Mais de meio século depois da assinatura do Tratado do Eliseu, subiu o número de políticos em posições de liderança que falam a língua do país vizinho. Principalmente Macron se cercou de vários especialistas em Alemanha.
Na sociedade civil, porém, a situação é bem diferente: o número de franceses que aprendem alemão está estagnado num nível baixo. Nos tempos de De Gaulle, cerca de metade dos escolares franceses aprendia alemão. Hoje são apenas 15%. Na Alemanha o número de estudantes de francês também está em queda.
A explicação está no domínio do inglês como língua franca na Europa e também no crescimento do interesse por espanhol, tanto nas escolas alemãs como nas francesas. O incentivo ao aprendizado das línguas deverá desempenhar um papel importante no novo Tratado do Eliseu.
Ênfase na economia
Para a França, a Alemanha é o principal parceiro comercial. Num espaço econômico franco-alemão, as economias dos dois países poderiam se aproximar ainda mais. "Não apenas com um mercado interno comum, mas também com regras comuns em direito financeiro e direito societário, com uma base de cálculo unificada dos impostos corporativos e, com tudo isso, com o reconhecimento de que, juntos, somos melhores do que cada um por si", explica o presidente do grupo parlamentar franco-alemão no Bundestag, Andreas Jung.
A vontade de equiparação não é nova: o presidente Nicolas Sarkozy e a chanceler Angela Merkel acertaram em 2011 a unificação do imposto corporativo nos dois países.
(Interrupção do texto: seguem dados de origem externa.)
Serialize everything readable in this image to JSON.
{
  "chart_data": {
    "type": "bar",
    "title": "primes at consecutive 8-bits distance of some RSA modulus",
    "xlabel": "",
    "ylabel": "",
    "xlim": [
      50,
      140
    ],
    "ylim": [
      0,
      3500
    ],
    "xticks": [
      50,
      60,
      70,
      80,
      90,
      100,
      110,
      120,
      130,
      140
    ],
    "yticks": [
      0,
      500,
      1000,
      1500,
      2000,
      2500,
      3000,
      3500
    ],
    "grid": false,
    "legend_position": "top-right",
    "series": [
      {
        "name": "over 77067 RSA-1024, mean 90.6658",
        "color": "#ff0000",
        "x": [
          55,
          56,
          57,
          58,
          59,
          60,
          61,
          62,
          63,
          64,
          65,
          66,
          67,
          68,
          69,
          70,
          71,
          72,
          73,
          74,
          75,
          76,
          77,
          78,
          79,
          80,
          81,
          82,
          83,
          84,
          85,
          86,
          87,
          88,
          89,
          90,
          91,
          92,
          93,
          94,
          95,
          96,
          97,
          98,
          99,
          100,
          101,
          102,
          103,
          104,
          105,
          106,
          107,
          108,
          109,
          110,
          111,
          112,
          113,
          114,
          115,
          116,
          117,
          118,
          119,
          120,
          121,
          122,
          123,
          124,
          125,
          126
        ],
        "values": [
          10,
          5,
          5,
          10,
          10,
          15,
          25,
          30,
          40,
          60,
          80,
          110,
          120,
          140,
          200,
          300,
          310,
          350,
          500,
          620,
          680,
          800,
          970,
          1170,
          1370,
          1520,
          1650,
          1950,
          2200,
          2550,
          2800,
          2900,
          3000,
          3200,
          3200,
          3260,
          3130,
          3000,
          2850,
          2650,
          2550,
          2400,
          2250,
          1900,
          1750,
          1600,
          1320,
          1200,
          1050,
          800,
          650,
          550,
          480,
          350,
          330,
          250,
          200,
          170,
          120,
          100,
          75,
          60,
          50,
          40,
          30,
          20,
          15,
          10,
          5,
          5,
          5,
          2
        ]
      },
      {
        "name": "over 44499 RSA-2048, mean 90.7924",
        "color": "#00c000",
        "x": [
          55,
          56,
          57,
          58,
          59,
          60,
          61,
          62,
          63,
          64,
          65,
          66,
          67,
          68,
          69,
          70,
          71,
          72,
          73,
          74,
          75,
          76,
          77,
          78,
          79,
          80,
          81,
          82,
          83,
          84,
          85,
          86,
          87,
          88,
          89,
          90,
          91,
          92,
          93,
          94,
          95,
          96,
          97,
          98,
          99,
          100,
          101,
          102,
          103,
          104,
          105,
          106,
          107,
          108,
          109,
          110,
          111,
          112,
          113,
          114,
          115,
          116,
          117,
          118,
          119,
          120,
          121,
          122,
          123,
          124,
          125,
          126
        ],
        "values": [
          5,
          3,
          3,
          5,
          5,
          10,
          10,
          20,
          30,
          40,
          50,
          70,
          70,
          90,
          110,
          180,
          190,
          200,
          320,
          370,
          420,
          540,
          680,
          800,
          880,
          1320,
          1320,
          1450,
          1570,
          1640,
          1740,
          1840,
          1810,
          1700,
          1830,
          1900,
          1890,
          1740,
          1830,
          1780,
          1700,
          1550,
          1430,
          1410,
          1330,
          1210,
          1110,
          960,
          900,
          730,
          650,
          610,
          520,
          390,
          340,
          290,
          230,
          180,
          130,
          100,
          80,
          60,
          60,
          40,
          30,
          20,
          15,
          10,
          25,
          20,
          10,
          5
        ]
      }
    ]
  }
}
A implementação nunca saiu do papel porque há muitos detalhes difíceis de serem acertados.
Ênfase na segurança
Um novo Tratado do Eliseu deverá se ocupar também da cooperação franco-alemã em questões de segurança e na luta contra o terrorismo. Neste ponto, os dois países já se aproximaram muito. Desde 1989 existe a Brigada Franco-Alemã, uma unidade militar unificada. Nos últimos anos, porém, ela perdeu importância e não desempenha um grande papel no cotidiano militar. Franceses e alemães também incorporam duas filosofias militares muito distintas: aqueles não se furtam de intervenções, enquanto estes são extremamente comedidos em operações militares. Com isso, sempre foi difícil transformar ideias em projetos concretos no campo da política de segurança.
Ênfase na cooperação de fronteiras
Falta de mão de obra em Baden, elevado desemprego na Alsácia: a aproximação nas regiões fronteiriças pode ser vantajosa aos dois países. Na prática, porém, as barreiras ainda são muito elevadas. A França, diante do temor da "concorrência barata" do Leste Europeu, criou uma muralha burocrática para se proteger, e também trabalhadores alemães se queixam de um isolamento, na prática, do mercado francês. As barreiras invisíveis entre os dois países podem vir a ser abordadas num novo Tratado do Eliseu.
Ênfase no futuro digital
No século 21, o bem-estar está fortemente ligado à revolução digital. Esse mercado é, hoje, dominado por gigantes americanas, como Apple, Google e Amazon. A Alemanha e a França poderiam, como defendido pelos deputados, tentar fomentar direta ou indiretamente empresas europeias no âmbito de um "centro franco-alemão de inteligência artificial".
No passado, porém, tentativa semelhante deu errado. Quando, na virada do milênio, o Google iniciou seu processo de dominação global, o então chanceler Gerhard Schröder e o presidente Jacques Chirac aprovaram o projeto de uma máquina de busca franco-alemã, conhecida como Quaero. Um ano depois, a Alemanha abandonou o projeto.